10 Reasons Why Hydrogen Might Hold The Future23 February 2021
People have been predicting the rise of hydrogen power for a number of years now, but whilst electric cars are becoming ever more popular, growth of hydrogen fuel cell vehicles has stalled somewhat. With very few charging stations here in the UK and only a handful of cars to choose from, there’s still a long way to go before usage of the fuel is widespread, but considering all of hydrogen’s advantages surely it’s only a matter of time. Here are 10 reasons why we think hydrogen could play a big part in the future of the motor industry.
The only emission from a hydrogen fuel cell vehicle is water so, just like a battery electric vehicle, it has no impact on the air quality where it’s driven. Clearly for the sake of public health and quality of life it’s incredibly important to reduce the amount of pollutants in our cities as quickly as possible in the coming years, so with its clean properties hydrogen power could yet play an important role in reducing pollution.
Hydrogen is abundant
Hydrogen is by a very large margin the most commonly occurring element in the universe, in fact it’s thought that up to 75% of known matter is hydrogen, so there’s plenty to go around! Whilst the gas usually occurs in a compound like water (H20 – hydrogen mixed with oxygen) and must be extracted to be used, there is plenty of availability and sources.
Quicker to charge than electric
One of the biggest disadvantages of electric cars currently when compared to internal combustion engine vehicles is the fact that charging times are often measured in hours rather than minutes. Motorists are used to filling up their car with petrol or diesel in a few moments and then heading on their way, rather than having to wait hours for a battery to charge. Refuelling a hydrogen car follows a very similar process to what you will be familiar with when using your local petrol station and so from that perspective has a big advantage over purely electric vehicles.

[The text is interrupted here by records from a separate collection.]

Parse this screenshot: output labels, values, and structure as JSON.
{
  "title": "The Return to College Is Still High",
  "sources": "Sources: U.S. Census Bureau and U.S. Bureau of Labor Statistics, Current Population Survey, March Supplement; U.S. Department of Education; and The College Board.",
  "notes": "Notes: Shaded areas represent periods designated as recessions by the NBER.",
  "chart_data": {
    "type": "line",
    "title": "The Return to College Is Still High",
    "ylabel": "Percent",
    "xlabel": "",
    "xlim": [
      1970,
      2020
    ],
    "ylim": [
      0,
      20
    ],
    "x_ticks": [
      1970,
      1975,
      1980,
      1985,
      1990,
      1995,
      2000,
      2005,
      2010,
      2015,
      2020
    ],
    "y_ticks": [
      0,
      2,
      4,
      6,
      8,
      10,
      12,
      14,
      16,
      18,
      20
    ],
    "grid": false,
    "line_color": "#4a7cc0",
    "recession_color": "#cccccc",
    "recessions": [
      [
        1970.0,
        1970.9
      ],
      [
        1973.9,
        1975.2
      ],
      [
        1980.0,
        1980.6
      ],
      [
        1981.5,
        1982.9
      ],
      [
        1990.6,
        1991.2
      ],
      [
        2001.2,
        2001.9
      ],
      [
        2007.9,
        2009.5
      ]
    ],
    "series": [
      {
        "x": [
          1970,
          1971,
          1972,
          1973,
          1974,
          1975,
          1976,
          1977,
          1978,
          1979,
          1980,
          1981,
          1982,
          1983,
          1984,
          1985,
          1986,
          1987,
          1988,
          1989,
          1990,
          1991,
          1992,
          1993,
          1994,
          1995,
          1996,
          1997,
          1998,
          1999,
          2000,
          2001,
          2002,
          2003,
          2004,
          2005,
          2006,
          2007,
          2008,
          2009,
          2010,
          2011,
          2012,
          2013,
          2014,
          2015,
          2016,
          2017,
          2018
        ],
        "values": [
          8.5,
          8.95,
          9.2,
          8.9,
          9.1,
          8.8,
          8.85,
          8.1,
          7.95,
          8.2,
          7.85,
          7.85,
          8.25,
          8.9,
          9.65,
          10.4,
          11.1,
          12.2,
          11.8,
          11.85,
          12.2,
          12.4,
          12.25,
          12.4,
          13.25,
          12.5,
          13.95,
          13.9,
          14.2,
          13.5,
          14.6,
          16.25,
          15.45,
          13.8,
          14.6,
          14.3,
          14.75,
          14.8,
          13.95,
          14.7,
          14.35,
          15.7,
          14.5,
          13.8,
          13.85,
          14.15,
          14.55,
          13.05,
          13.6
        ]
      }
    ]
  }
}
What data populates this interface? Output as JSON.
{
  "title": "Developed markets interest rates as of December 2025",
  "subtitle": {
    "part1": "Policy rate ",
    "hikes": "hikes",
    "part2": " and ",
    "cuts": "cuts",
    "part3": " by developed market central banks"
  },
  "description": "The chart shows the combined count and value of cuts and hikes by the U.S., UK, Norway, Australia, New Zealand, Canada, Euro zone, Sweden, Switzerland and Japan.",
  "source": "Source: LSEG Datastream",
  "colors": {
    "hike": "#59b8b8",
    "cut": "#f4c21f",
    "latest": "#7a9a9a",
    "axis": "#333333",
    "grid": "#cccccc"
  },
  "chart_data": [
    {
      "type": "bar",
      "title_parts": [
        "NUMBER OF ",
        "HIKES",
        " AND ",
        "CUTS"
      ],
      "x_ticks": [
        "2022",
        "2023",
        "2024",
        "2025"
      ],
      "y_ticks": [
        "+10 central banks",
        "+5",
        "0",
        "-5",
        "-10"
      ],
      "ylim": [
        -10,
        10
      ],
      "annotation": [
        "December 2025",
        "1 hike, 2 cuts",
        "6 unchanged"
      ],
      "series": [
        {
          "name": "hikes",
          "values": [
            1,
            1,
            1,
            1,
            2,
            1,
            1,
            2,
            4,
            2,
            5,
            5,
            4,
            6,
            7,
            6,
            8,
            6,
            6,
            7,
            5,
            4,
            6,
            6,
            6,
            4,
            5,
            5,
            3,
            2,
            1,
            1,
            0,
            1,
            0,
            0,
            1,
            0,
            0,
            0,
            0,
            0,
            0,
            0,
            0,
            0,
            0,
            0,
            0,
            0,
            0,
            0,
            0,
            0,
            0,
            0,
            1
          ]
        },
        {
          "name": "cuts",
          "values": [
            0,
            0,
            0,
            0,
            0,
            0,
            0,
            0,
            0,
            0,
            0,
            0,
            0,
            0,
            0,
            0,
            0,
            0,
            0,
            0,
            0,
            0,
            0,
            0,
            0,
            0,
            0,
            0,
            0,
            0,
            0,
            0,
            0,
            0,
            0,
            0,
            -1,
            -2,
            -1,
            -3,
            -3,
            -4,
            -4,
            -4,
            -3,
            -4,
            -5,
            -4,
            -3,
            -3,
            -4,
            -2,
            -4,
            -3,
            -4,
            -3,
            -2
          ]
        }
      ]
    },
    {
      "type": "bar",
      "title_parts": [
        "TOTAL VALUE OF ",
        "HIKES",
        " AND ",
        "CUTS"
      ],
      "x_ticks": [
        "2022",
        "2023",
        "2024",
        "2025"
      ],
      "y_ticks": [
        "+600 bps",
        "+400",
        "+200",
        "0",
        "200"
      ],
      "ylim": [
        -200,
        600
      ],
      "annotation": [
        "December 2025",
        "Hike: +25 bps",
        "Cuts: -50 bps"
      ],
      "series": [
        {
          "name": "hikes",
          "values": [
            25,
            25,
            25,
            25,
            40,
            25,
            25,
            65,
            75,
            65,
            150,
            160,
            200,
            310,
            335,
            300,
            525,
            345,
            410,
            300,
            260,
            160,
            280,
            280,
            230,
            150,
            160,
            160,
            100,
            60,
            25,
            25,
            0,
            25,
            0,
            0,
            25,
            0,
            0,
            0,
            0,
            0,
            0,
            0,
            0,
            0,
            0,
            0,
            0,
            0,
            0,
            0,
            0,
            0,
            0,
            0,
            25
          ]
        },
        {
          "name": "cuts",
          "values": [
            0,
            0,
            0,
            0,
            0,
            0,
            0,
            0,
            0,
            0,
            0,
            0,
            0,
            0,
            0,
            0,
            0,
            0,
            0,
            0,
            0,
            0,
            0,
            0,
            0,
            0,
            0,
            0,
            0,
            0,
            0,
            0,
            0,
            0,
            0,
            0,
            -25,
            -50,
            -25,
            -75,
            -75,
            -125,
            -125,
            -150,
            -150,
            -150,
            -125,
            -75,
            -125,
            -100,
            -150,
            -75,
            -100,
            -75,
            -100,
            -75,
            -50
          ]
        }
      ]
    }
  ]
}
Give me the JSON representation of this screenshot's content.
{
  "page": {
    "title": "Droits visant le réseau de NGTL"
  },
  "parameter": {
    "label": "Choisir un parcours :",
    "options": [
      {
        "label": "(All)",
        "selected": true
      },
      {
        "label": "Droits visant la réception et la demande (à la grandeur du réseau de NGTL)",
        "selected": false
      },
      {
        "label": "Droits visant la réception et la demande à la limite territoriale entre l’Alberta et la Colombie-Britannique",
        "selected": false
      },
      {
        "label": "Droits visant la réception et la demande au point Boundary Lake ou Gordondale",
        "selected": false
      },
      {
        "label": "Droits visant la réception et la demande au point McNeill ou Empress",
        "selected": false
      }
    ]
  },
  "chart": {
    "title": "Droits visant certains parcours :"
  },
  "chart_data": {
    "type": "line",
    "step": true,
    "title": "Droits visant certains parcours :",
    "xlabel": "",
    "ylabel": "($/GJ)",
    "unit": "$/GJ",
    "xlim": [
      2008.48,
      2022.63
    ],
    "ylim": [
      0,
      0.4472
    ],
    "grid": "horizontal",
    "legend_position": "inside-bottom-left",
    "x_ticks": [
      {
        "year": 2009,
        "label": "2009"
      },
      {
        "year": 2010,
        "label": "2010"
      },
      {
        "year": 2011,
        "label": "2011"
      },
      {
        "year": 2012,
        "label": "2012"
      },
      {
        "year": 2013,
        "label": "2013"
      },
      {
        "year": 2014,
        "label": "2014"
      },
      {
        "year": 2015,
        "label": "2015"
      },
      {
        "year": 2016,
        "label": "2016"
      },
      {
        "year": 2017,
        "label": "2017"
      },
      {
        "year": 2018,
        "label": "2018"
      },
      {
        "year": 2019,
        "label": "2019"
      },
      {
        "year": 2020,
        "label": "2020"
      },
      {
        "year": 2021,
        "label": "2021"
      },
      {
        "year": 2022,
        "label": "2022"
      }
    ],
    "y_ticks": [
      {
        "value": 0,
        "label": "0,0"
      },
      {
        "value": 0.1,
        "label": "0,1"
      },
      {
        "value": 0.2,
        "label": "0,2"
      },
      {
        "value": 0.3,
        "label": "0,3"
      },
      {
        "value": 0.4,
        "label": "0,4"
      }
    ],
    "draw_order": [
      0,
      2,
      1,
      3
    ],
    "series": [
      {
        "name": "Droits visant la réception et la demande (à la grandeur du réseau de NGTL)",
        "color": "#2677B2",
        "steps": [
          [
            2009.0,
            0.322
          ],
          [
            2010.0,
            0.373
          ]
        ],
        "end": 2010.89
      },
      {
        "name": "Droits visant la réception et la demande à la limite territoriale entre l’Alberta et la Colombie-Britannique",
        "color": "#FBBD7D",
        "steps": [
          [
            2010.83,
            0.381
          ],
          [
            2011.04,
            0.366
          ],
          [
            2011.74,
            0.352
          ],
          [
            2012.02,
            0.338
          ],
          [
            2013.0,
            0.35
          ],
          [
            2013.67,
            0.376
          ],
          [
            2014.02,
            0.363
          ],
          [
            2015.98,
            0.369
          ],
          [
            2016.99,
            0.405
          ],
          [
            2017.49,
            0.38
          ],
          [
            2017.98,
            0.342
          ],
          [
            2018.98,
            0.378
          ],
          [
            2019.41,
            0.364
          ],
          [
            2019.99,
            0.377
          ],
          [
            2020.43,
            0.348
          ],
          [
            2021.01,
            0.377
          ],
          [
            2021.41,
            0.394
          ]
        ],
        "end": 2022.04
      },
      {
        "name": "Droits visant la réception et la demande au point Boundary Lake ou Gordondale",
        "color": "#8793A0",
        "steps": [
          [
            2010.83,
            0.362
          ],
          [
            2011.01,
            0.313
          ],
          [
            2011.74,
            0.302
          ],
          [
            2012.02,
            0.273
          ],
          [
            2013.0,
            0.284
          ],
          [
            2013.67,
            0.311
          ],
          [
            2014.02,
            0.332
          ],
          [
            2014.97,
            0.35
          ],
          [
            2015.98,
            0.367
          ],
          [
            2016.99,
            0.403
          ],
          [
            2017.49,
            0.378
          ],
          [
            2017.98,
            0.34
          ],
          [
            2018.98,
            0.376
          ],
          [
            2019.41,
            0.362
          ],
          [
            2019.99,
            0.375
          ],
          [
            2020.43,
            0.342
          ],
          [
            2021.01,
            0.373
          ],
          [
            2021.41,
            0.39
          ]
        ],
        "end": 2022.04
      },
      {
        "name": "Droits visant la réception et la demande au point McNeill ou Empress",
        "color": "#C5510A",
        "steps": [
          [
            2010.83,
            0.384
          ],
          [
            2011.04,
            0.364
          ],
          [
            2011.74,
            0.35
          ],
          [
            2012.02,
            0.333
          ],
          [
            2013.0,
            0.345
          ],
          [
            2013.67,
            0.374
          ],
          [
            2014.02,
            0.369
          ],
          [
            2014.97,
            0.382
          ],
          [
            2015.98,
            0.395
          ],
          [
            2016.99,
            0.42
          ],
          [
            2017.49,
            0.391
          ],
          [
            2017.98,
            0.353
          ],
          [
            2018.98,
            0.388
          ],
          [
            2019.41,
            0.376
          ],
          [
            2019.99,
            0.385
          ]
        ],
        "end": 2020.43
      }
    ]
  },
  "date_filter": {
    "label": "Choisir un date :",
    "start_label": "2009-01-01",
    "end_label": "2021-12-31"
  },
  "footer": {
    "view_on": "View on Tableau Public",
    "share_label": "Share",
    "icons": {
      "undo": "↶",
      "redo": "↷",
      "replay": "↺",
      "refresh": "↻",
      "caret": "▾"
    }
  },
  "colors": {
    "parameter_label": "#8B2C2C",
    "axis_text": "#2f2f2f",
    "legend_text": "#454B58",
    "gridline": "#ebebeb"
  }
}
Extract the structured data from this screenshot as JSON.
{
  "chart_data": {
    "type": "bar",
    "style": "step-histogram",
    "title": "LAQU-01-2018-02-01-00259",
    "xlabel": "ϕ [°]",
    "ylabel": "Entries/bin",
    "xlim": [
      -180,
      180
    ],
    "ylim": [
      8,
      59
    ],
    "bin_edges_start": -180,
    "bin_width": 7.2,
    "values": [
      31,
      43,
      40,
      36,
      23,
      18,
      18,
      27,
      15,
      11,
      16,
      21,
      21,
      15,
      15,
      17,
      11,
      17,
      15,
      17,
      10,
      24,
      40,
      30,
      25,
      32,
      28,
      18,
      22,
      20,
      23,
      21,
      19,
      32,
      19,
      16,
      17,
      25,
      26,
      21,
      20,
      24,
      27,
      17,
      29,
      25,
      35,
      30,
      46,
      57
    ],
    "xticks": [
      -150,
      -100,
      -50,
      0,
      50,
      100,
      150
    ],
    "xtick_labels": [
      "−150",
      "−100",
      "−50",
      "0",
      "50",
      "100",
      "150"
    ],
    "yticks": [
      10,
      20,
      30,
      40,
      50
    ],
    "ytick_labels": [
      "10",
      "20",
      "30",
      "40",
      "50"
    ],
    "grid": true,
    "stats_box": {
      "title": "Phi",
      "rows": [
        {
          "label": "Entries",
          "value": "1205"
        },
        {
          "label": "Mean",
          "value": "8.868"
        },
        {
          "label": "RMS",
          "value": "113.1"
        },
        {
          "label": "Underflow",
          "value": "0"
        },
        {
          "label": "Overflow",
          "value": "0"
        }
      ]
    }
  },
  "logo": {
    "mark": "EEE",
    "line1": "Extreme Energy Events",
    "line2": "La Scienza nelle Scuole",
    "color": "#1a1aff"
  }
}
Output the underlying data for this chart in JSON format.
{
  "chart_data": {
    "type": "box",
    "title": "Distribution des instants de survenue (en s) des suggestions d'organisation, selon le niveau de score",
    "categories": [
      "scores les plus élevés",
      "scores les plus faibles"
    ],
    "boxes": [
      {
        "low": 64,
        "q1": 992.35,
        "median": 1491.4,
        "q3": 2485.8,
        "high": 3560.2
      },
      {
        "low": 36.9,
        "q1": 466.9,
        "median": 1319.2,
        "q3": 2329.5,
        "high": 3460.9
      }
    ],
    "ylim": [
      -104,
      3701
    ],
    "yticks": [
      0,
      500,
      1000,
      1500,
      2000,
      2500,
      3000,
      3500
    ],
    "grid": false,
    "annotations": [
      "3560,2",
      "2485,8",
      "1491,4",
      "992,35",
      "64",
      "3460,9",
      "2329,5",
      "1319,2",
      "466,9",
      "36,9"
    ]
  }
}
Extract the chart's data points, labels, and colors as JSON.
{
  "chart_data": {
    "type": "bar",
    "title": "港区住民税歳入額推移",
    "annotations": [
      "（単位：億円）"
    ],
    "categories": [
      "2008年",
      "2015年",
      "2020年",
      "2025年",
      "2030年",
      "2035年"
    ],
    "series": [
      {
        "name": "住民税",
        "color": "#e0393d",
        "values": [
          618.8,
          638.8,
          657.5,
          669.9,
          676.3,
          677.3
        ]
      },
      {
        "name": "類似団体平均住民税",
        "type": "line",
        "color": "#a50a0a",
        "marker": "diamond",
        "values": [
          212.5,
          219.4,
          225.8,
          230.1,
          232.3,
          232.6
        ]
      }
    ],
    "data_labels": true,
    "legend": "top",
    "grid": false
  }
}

Quieter than an internal combustion engine vehicle
Noise pollution is a serious issue in our cities and has been shown to have a negative impact on both human and animal life in areas with lots of traffic. The conversion of hydrogen to electrical energy to be used to power a vehicle is significantly quieter than the processes which drive a conventionally fuelled vehicle. Whilst the sound can be slightly louder than a fully electric vehicle, hydrogen fuel cell cars are much less noisy than petrol or diesel engines, delivering another real benefit.
Zero carbon emissions
As well as producing no harmful pollutants, hydrogen vehicles also produce no carbon emissions at all when they are driven. Of course the process of generating the hydrogen uses power, and so this needs to be taken into account, but if this is done via renewable energy sources such as solar or hydro power then a hydrogen vehicle can have net zero emissions.
Because hydrogen can generate such enormous power it’s often thought of as being more dangerous than other elements or fuels. However most scientists believe when it comes to powering a car it’s no more hazardous than either petrol or diesel. Tests have even shown that vehicle fires can in fact be more risky with conventional fuels because they are liquid rather than guess at normal pressures and so will not disperse as easily.
Can be stored easily
One of the problems with electricity in general is that is difficult to store. Batteries are the main way in which unused energy can be kept for later, but this is not perfectly efficient and there are time limits for storage too. Once hydrogen has been separated out it can be stored indefinitely ready to be used later. For this reason hydrogen could play a big part in storing electricity from renewal energy sources in the future, where for example wind power is used to create hydrogen which can then be stored for later.
Can be sourced anywhere in the world
Unlike fossil fuels such as coal and oil, which are only available at certain points on the planet, hydrogen can be generated anywhere. Not only does this reduce the reliance of countries on each other for fuel needs, it lessens the impact of moving fuel around the world to be used in different places. Hydrogen also holds the advantage of being extremely light, so it can be transported highly efficiently.
Better range than electric
Whilst battery technology is improving all the time, the best performing hydrogen vehicles can outperform electric when it comes to range. This fact coupled with the similarities between refilling hydrogen and standard petrol or diesel cars give it a distinct advantage over fully electric cars, especially for motorists with so called ‘range anxiety’, concerns over running out of fuel and not being able to use a vehicle for a number of hours whilst it is recharged.
Hydrogen is incredibly powerful and light and due to these properties has been used for decades in various applications such as for rocket fuel. In fact, the lunar missions in the sixties used a form of liquid hydrogen to power them all the way to the moon!